The ACLU released a report on Willacy and four other CAR prisons in Texas. Carl Takei, an ACLU attorney and co-author of the report called last week’s uprising “a predictable consequence” of what he found at Willacy in 2013. He said, “…the overwhelming impression that I came away with was a near-universal sense of despair.
Conditions in the prison became worse and attempts to call attention to the problems through non-violent intervention and smaller rebellions had not solved anything. We can only surmise that this latest uprising was a last ditch effort to call attention to the conditions and inhumane treatment there.
Bad Conditions Or Systemic Torture?
Some of the horrific conditions within this facility included:
  • Sexual abuse (guard on inmate)
  • Unsanitary conditions (overflowing sewage into living quarters)
  • Infestations (pests actually biting the prisoners)
  • Lack of adequate health care (one prisoner with Hepatitis C received no treatment for over 2 years)
  • Incorrect use of solitary confinement (used when an inmate would request something)

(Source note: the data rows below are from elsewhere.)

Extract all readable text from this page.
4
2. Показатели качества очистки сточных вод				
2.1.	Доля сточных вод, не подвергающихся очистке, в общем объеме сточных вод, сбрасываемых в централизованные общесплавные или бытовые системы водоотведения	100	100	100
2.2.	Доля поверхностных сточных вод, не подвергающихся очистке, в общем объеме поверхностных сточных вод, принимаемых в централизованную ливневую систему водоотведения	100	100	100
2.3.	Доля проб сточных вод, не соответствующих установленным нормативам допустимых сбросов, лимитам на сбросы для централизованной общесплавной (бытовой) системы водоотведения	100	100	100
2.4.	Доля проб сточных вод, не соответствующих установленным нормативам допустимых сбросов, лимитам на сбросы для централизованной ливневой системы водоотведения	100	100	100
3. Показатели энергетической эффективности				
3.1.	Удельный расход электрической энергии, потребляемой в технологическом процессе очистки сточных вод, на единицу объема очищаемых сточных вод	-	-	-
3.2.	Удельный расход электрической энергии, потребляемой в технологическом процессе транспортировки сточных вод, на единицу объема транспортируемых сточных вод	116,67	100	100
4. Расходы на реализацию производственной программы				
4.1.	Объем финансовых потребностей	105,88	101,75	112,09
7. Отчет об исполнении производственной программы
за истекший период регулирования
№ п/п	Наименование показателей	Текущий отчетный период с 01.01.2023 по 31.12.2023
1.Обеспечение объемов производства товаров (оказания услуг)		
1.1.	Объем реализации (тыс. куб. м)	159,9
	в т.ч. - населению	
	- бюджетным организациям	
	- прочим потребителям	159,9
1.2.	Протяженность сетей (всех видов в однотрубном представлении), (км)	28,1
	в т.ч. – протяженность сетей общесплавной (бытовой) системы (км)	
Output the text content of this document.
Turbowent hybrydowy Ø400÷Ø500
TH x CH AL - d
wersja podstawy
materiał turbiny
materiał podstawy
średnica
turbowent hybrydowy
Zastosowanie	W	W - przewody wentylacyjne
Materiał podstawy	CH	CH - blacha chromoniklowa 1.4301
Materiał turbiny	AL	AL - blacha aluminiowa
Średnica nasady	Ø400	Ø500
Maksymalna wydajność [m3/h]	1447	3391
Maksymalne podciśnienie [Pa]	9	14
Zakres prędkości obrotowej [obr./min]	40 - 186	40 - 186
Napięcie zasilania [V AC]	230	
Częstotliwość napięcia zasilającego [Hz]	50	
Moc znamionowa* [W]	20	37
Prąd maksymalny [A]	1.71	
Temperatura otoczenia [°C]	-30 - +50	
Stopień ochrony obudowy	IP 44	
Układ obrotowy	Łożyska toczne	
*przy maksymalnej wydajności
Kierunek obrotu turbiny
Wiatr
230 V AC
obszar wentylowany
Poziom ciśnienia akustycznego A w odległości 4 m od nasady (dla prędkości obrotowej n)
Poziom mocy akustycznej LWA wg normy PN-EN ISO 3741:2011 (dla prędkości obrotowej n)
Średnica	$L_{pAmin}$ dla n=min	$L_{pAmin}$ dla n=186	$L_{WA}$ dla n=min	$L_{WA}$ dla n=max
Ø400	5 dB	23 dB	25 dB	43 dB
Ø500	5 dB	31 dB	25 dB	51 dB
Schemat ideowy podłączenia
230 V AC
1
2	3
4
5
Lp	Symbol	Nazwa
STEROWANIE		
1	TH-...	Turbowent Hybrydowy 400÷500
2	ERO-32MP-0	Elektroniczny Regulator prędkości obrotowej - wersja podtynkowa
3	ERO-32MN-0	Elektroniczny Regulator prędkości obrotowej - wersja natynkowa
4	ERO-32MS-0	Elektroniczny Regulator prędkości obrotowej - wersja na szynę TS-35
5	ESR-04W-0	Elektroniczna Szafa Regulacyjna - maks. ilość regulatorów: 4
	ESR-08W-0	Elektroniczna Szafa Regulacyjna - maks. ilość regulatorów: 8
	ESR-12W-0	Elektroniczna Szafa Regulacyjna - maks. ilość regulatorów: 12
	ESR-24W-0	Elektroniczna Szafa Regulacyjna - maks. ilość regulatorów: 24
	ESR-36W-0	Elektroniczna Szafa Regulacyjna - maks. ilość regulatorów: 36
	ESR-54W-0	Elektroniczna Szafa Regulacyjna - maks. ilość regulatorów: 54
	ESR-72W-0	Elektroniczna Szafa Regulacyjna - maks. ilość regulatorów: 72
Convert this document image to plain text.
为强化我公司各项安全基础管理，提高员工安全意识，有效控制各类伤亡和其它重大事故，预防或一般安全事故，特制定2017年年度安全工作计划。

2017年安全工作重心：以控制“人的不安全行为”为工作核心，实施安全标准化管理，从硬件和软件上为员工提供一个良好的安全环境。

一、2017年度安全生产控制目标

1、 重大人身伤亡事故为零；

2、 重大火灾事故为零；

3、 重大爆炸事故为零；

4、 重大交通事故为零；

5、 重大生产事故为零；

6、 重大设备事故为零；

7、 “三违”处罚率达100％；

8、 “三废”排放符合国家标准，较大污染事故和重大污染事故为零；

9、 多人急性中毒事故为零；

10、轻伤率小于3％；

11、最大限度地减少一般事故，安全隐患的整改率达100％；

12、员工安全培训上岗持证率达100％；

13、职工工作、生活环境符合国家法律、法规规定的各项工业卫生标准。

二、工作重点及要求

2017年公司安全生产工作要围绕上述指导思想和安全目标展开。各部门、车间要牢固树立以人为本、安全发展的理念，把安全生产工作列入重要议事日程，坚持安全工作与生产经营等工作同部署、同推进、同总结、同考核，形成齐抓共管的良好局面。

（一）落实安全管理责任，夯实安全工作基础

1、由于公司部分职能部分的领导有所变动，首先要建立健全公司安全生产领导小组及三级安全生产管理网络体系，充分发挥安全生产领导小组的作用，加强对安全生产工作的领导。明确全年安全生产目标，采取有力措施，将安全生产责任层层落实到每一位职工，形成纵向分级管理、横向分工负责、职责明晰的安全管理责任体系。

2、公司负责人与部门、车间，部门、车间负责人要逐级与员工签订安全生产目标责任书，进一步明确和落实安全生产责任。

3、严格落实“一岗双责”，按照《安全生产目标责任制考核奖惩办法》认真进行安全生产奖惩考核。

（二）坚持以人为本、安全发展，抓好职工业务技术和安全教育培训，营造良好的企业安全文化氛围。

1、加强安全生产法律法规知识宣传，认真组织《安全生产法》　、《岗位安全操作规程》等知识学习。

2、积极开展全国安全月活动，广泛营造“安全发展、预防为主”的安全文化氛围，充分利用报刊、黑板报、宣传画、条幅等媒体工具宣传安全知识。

Substandard health care was the main issue that sparked last weekend’s uprising. The prison is now considered uninhabitable. Prisoners are slowly being moved to other facilities and it is unknown how long the Willacy facility will remain closed.
And The Bottom Line Is…
So how much money does the county of Willacy expect to lose? The county expected to make 2.8 million dollars. Now they expect to lose 2 million of that. The county officials and sheriff’s department keep that money as a fund for whatever they happen to need but those needs have not been identified. Road maintenance was mentioned but which roads were to be repaired was not clarified. While prisoners were housed there Willacy County got $2.50 per day for each inmate from the federal government. Management and Training’s contract with the federal government is for a total of 10 years and worth approximately half a billion dollars.
It is always easy to follow the money to see who benefits from the systemic torture and inhumane treatment of people who may or may not be criminals and have no way to defend themselves and have no resources to buy justice.